I think most antiviruses check the download as they are created in the PC. If Qihoo works that way and its working properly along SBIE, then it should scan downloads as they get created in the sandbox. You can test to see if Qihoo scans files within the sandbox by running the Eicar test.
http://www.eicar.org/85-0-Download.html

One way you can avoid depending on antiviruses after you recover files out of your browser sandbox is to continue running files sandboxed even after they are recovered. Thats exactly what I do. For example, you can set a folder as your Downloads folder and force this folder, that way files that run out of there, would run sandboxed automatically. This is perfect for exes you download. Any exe that executes out of a forced folder, runs sandboxed.

Bo

[adrianvincent]

Excellent, many thanks for your help. I tried downloading the EICAR virus test files with following results.
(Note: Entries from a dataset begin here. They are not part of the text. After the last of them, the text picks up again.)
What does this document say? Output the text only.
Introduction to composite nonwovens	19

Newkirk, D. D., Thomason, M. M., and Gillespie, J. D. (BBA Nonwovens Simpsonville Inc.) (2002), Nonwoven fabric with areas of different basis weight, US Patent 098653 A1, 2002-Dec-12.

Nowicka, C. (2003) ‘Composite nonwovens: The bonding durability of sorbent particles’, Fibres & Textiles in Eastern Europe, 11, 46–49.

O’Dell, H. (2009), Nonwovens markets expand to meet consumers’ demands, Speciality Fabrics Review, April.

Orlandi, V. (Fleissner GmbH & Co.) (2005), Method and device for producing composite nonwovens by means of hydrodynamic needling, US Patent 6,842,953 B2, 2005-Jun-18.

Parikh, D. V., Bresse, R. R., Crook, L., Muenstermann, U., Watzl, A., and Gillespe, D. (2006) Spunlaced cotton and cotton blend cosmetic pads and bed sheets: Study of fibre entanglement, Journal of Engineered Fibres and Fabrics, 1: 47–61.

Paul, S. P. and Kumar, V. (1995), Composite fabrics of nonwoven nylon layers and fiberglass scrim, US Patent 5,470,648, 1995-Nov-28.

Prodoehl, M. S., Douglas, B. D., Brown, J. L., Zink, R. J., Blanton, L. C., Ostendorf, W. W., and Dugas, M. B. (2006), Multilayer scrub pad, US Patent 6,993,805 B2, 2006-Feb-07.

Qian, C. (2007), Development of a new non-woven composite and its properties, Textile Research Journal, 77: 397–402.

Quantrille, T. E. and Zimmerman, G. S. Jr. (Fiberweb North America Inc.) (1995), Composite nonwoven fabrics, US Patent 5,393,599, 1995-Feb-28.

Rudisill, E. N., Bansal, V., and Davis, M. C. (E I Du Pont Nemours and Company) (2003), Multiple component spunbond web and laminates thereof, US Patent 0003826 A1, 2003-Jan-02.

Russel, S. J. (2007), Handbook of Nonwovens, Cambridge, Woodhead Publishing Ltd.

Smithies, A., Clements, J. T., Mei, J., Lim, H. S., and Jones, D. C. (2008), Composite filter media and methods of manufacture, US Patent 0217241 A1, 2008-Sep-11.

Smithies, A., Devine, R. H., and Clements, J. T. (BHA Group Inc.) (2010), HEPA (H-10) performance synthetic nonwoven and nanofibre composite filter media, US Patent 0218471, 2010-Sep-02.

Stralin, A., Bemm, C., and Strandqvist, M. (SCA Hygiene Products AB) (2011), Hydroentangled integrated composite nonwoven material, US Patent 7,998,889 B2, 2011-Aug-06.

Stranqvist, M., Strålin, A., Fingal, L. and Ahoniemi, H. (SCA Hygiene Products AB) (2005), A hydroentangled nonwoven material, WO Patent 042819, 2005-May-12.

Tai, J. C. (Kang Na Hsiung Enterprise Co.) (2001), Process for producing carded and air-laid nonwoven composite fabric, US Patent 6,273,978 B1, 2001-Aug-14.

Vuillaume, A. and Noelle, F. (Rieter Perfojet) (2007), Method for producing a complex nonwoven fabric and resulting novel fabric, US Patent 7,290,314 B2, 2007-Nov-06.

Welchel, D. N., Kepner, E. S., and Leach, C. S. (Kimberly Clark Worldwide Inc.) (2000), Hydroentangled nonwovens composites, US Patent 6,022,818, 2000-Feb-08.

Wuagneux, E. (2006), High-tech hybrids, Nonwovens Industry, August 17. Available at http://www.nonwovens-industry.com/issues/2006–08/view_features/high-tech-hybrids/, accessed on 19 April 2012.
eicar.com was deleted by my AV as it was downloaded
eicar.com.txt was deleted by my AV as it was downloaded
eicar_com.zip was downloaded OK, but as soon as I opened the zip file the content was deleted by my AV
eicarcom2.zip was downloaded OK, but as soon as I opened the zip file the content was deleted by my AV

My setup is as follows

Browser - Google Chrome 48.0.2564.97 running inside Sandboxie 5.06 64 bit
AV - 360 Total Security 8.2.0.1066 running outside the Sandboxie
AV - 360 Internet Protection Plugin/Extension V2.0.14 for Chrome - not installed
OS - Windows 7 SP1 Home Premium 64 bit with no updates

So it seems that 360 Total Security can detect Viruses downloaded by Chrome inside Sandboxie without needing the AV Plugin. I'm happy!

Problem solved, I'm happy not to use the AV plugin.